Ithuriel's Spear—Triteleia laxa.

There are one or two kinds of Brevoortia.

Fire-cracker Flower
Brevoòrtia Ida-Màia (Brodiaea coccinea)
Red and green
Spring
Cal., Oreg.

A handsome plant, most extraordinary both in form and color. The stem is from one to three feet tall, with a few grasslike leaves, and bears a large cluster of six to thirteen flowers, one or two inches long, hanging on slender, reddish pedicels. They have bright-crimson tubes and apple-green lobes, sometimes turned back, showing the tips of the three pale-yellow anthers. There are also three stamens without anthers and broadened so that they look like three white or yellowish petals. The buds are also crimson, tipped with green, and the whole color scheme is wonderfully brilliant and striking. This grows in mountain canyons and on wooded hillsides, blooming in late spring.
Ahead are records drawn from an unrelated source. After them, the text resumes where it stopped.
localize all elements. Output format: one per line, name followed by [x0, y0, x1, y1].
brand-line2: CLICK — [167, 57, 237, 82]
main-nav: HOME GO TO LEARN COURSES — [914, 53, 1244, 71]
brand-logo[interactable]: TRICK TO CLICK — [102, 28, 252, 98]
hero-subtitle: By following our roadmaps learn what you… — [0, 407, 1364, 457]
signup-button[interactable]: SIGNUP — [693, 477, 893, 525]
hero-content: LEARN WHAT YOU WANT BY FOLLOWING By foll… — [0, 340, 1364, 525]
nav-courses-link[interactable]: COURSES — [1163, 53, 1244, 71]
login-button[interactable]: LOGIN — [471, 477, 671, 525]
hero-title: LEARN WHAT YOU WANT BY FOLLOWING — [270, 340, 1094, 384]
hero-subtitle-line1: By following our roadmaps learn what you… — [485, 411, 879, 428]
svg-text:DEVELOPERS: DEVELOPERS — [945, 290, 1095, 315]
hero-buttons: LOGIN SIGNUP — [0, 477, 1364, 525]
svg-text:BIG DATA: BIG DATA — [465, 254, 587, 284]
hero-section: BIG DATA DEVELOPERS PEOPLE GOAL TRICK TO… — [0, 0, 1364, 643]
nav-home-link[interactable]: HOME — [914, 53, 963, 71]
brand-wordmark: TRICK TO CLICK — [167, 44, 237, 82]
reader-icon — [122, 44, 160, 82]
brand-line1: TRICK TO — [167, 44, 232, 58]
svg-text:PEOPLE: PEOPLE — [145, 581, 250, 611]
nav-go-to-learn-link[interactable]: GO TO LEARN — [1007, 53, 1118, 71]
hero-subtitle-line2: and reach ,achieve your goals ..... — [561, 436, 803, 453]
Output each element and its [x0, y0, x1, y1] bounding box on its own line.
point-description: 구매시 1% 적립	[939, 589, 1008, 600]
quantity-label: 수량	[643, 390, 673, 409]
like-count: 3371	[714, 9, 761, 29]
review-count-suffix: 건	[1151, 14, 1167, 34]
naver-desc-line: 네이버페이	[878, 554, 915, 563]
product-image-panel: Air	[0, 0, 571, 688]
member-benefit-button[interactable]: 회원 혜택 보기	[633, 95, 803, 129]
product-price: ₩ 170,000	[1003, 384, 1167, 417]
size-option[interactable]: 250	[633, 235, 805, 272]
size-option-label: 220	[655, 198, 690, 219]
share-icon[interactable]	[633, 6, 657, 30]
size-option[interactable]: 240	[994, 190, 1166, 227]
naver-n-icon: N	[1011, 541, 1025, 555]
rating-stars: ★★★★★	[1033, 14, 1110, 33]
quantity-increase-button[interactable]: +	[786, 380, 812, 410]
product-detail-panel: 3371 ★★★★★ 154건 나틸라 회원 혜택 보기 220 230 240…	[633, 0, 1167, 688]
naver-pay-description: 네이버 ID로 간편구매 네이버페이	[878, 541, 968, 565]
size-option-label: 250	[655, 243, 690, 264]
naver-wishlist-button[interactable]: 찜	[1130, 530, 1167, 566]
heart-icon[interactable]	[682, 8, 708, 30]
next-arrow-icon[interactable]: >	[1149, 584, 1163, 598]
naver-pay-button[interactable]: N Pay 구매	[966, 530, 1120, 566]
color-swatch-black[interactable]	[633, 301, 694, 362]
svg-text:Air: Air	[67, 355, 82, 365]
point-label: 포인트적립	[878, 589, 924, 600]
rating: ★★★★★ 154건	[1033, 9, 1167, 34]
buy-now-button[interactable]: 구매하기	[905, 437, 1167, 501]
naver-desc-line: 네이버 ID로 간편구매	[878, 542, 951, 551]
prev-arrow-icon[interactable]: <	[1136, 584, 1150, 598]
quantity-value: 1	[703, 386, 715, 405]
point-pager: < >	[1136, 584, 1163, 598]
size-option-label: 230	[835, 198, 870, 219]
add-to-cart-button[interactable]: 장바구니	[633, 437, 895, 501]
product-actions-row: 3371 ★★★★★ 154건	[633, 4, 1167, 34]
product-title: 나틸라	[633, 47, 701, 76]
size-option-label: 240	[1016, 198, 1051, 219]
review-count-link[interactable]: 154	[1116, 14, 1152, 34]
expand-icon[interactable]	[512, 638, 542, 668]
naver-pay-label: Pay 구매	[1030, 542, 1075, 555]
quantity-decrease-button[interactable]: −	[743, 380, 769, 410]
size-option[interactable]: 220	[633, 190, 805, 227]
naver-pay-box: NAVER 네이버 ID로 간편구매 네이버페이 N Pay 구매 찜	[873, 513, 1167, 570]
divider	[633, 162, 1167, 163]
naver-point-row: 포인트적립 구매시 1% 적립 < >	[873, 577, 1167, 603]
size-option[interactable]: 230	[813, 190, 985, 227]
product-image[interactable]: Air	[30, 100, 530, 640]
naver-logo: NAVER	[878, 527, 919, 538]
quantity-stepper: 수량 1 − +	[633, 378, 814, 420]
There are several kinds of Muilla, much like Brodiaea and very much like Allium, but with no onion taste or smell.

Muilla
Muílla marítima
White
Spring
Cal., Nev.

A slender little plant, sometimes rather pretty, from three to nine inches tall, with sweet-scented flowers, about three-eighths of an inch or less across, white or greenish, striped with green outside, with six, bluish, swinging anthers. This grows in alkaline fields, on sea cliffs and mesas.